How the other works: The "problem solving" ChatGPT is a search engine that relies on fact that people have been doing all the leg-work, on sites like Reddit, where people pose questions, others answer, and the answers are graded, given "points" by users. This and other "answer" sites already have compiled databases of rated answers to programming questions and such, which ChatGPT can skim and regurgitate.

So this incarnation of the A.I., is a search engine/scraper, harvesting all these answers and re-issuing them as its "intelligent responses."

How we know for certain that this crock is a crock? Easy giveaways: Things like misspellings in its responses, like an instance where, "too," was spelled "to" of all things. That's all you need to know. An A.I. obviously couldn't make that mistake, it simply regurgitated a misspelled human response to the question from somewhere else.

Also, it can't always provide answers, and then comes up blank. Nothing in the database, it can't function.

In another fiasco, it "played chess," against top bot, Stockfish, and didn't know how to move its pieces correctly, moving its pawn like a queen, taking its own pieces, castling through pieces, ignoring being checkmated, etc. Sure, you want this "super-intelligence" to write your computer programs when it can't even learn or conform to the rules of chess.
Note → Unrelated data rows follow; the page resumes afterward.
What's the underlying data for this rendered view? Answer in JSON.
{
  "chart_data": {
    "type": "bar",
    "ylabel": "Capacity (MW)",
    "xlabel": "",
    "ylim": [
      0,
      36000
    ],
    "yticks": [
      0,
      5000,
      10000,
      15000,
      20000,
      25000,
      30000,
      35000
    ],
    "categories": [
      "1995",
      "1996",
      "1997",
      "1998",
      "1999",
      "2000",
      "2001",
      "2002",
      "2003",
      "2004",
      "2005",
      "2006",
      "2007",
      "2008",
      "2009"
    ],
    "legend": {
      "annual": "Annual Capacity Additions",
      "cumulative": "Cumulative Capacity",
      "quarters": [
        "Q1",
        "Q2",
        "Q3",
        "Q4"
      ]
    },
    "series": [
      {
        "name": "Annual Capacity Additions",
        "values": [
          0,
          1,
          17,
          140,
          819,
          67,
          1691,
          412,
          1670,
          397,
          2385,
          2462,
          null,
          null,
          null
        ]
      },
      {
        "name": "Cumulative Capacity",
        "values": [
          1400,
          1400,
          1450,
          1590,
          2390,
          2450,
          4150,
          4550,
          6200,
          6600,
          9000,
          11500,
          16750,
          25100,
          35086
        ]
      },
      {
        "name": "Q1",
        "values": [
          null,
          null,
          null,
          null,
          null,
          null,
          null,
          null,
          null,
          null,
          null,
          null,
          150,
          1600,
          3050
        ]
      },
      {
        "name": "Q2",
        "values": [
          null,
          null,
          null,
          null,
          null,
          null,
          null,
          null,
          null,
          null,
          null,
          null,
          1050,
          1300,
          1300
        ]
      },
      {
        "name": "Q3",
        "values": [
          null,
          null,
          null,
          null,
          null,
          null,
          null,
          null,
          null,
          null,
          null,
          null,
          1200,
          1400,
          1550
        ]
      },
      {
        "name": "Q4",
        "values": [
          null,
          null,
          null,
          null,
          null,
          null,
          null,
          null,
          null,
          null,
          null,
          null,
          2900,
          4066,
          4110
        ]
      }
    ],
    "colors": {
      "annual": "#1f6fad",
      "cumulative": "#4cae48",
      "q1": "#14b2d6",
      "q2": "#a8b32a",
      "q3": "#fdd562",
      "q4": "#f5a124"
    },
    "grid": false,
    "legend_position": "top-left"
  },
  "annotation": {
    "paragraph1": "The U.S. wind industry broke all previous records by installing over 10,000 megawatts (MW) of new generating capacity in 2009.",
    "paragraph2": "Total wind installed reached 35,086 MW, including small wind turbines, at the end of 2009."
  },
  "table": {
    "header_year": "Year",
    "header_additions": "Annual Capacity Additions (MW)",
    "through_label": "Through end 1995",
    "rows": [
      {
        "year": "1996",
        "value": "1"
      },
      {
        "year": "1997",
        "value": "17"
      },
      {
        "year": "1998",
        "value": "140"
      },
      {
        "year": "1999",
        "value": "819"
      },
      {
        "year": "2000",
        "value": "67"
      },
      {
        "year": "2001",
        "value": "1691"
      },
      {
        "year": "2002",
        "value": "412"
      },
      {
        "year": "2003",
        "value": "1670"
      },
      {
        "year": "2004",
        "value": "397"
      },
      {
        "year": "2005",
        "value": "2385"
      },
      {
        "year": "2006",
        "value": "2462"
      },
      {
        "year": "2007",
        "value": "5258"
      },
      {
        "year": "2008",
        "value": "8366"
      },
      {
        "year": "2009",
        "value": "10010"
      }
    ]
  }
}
Now for the vitally important piece of the puzzle. What about all these goons saying it wrote a computer program for them, or a sonnet, or cured their ailments? In cases of very specific things like that, they're doing what all hyping shills do: they lie. Some human manually programs some software code, or tweaks a sonnet, claims it's "A.I." then the legions of these shills — the "grassroots marketers," particularly certain YouTubers that suddenly appear — publicize it. (Or there are of course those who simply post lies about how ChatGPT wrote a program for them.) No magic.

This trick is a replay of something we've seen before, years ago, a little ruse pulled by a consulting company. It couldn't complete its networked accounting software in time, but it was contracted to a fixed delivery date, with big penalties if they buggered up. So they just hired a legion of data-input clerks to post and process data behind the scenes. The client would enter data, see a calculated result spit back up on the screen, and it looked like everything was dandy. One person entered an obvious error, that the hidden worker caught and corrected on the spot, and the client marveled. "Look at that, it even corrects typos!" "Oh, yes," said the consultant. "The system can be quite intelligent. But we don't guarantee it will catch all user errors!"

The always-amusing hucksters are out in full force for this ChatGPT operation. One stooge writes Coding Won’t Exist In 5 Years. This Is Why in the JavaScript in Plain English site, but provides no evidence to back it up. Well into the article, we see the actual intent in writing this screed: a puff-piece to promote ChatGPT, where he tries to support his thesis, with no technical explanation, and without a single example!